El universo donde esto sucede es la Plaza Garibaldi, en la Ciudad de México. Es lunes 17 de enero de 1977. Las personas mayores visten como sea y los jóvenes lo intentan siguiendo la moda de John Travolta y Fiebre de Sábado por la Noche, con pantalones Sergio Valente y camisas de cuello largo. O su imitación. Viridiana, no. Ella trae puesta una camisa polo gris y unos pantalones grandes de lo que alguna vez fue parte de un traje, amarrados por un mecate y zapatos de llanta de auto. Tiene los ojos amarillos y la piel macerada pero sobre todo está llena de mugre.

“La Pelona” es novia de Ángel, a quien le dicen “Bombón” en el barrio. Bueno, eso es lo que ella cree desde que “El Bombón” la invitó a los baños Coliseo para cogérsela en los vapores. Ella aceptó porque a quién se le niega un buen baño pero, sobre todo, porque el sábado anterior Ángel se agarró a madrazos con los policías que se la querían llevar junto con otras putas. “La Pelona” está bien buena, lo que sea de cada quien, les dijo ese lunes “El Bombón” a Roberto e Israel, que son primos. “Sólo es cosa de quitarle el olor a cinco mil y bañarla tu mismo” para que esté limpiecita. Los primos nunca habían cogido y nada más de imaginarlo se les movía la pinga para acá y para allá.

Aquel lunes, “El Bombón” invitó a “La Pelona” a comer en el mercado de San Camilito y luego la llevó por ahí muy cerca, al hotel Riva Palacio. Por ahí andaban cuando se toparon con Israel y Roberto. “El Bombón” les pide que lo esperen un rato. En el cuarto le dice a “La Pelona” que los primos no han cogido nunca en su vida, que si ella quiere ser su primera vez.

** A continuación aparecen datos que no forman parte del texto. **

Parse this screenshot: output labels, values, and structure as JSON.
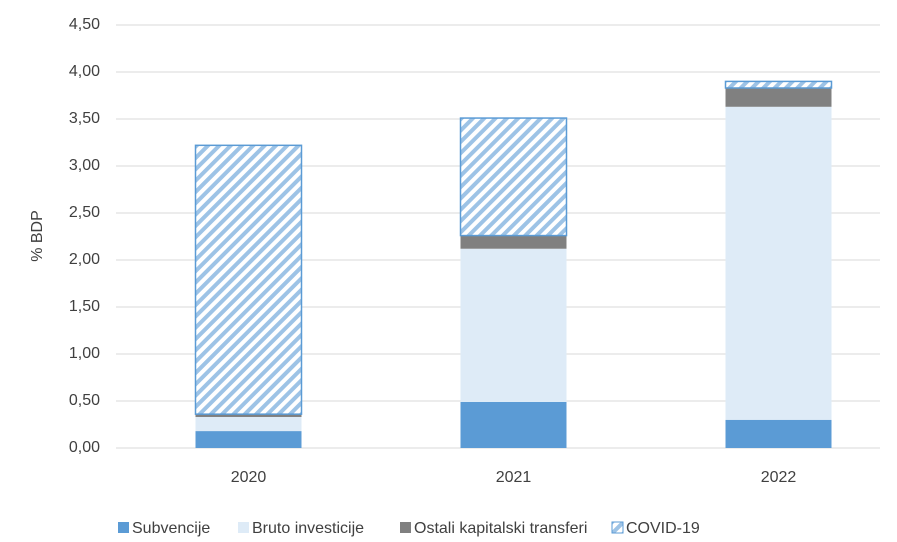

-Anda, di que sí amor, le dice.

-Vete a la chingada, responde ella.

-Ándale.

-Bueno pero le entran con una luz.

-Va.

Entonces “El Bombón” les avisa a aquellos y pues que le dan para su refresco al del hotel para que los dejara entrar. “La Pelona” les dice que uno por uno y afuera los demás. Roberto comienza a hacerse la paja para asegurarse de que estará parada. Israel reza quién sabe porqué. Pum. Roberto se viene y ya le toca entrar. No puede. Salta de la desesperación y ríe como idiota, se le fue su primera vez. Entra Israel. La quiere besar pero ella se niega. Le besa las rodillas, le dice palabras bonitas. Eres hermosa. Por favor cuídate más, tu y yo podríamos estar en otro lado juntos, yo te cuidaré. Ándale bebé, apúrate. Se escucha “Eres más que una mujer”, de los Bee Gees. Isarel está enamorado. “La Pelona” se mete a bañar. “El Bombón” ya está en el Guadalajara de Noche y quiere bailar. Roberto le reclama a su pilín mientras enfila rumbo a su casa.

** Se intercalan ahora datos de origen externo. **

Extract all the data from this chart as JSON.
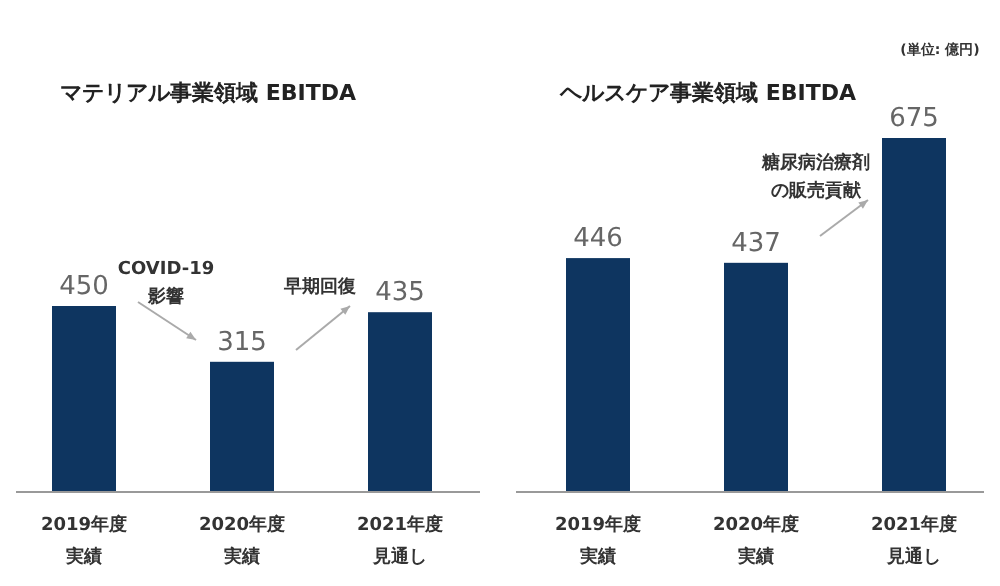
{
  "chart_data": [
    {
      "type": "bar",
      "title": "マテリアル事業領域 EBITDA",
      "categories": [
        "2019年度実績",
        "2020年度実績",
        "2021年度見通し"
      ],
      "values": [
        450,
        315,
        435
      ],
      "color": "#0e3560",
      "data_labels": true,
      "annotations": [
        "COVID-19\n影響",
        "早期回復"
      ]
    },
    {
      "type": "bar",
      "title": "ヘルスケア事業領域 EBITDA",
      "categories": [
        "2019年度実績",
        "2020年度実績",
        "2021年度見通し"
      ],
      "values": [
        446,
        437,
        675
      ],
      "color": "#0e3560",
      "data_labels": true,
      "annotations": [
        "(単位: 億円)",
        "糖尿病治療剤の販売貢献"
      ]
    }
  ]
}
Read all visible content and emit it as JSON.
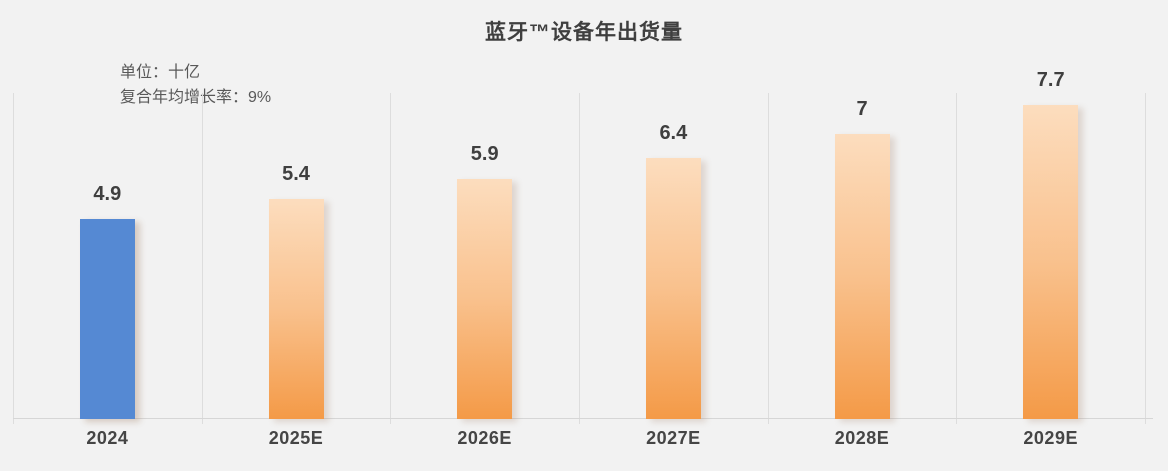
{
  "title": "蓝牙™设备年出货量",
  "subtitle": {
    "line1": "单位：十亿",
    "line2": "复合年均增长率：9%"
  },
  "chart_data": {
    "type": "bar",
    "title": "蓝牙™设备年出货量",
    "subtitle_unit": "单位：十亿",
    "subtitle_cagr": "复合年均增长率：9%",
    "categories": [
      "2024",
      "2025E",
      "2026E",
      "2027E",
      "2028E",
      "2029E"
    ],
    "values": [
      4.9,
      5.4,
      5.9,
      6.4,
      7,
      7.7
    ],
    "labels": [
      "4.9",
      "5.4",
      "5.9",
      "6.4",
      "7",
      "7.7"
    ],
    "xlabel": "",
    "ylabel": "",
    "ylim": [
      0,
      8
    ],
    "grid": "vertical-category-boundaries",
    "legend_position": "none",
    "colors": {
      "bar_actual": "#5589d3",
      "bar_forecast_top": "#fcddbe",
      "bar_forecast_bottom": "#f49a47",
      "background": "#f2f2f2",
      "gridline": "#dddddd",
      "text": "#3f3f3f"
    }
  }
}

A Viridiana la vimos dos o tres veces más caminando por ahí hasta que se la llevó la razzia y nunca más volvimos a saber de ella. Esa fue nuestra primera vez, dicen Israel y Roberto. La tuya no Roberto, hay que corregirlo siempre. Para escribir este relato debo inventar los nombres de sus protagonistas. Ocurrió en realidad. Pero nombré a Viridiana -a quien a cada rato la rapaban por estar llena de piojos- porque me habría encantado conocerla.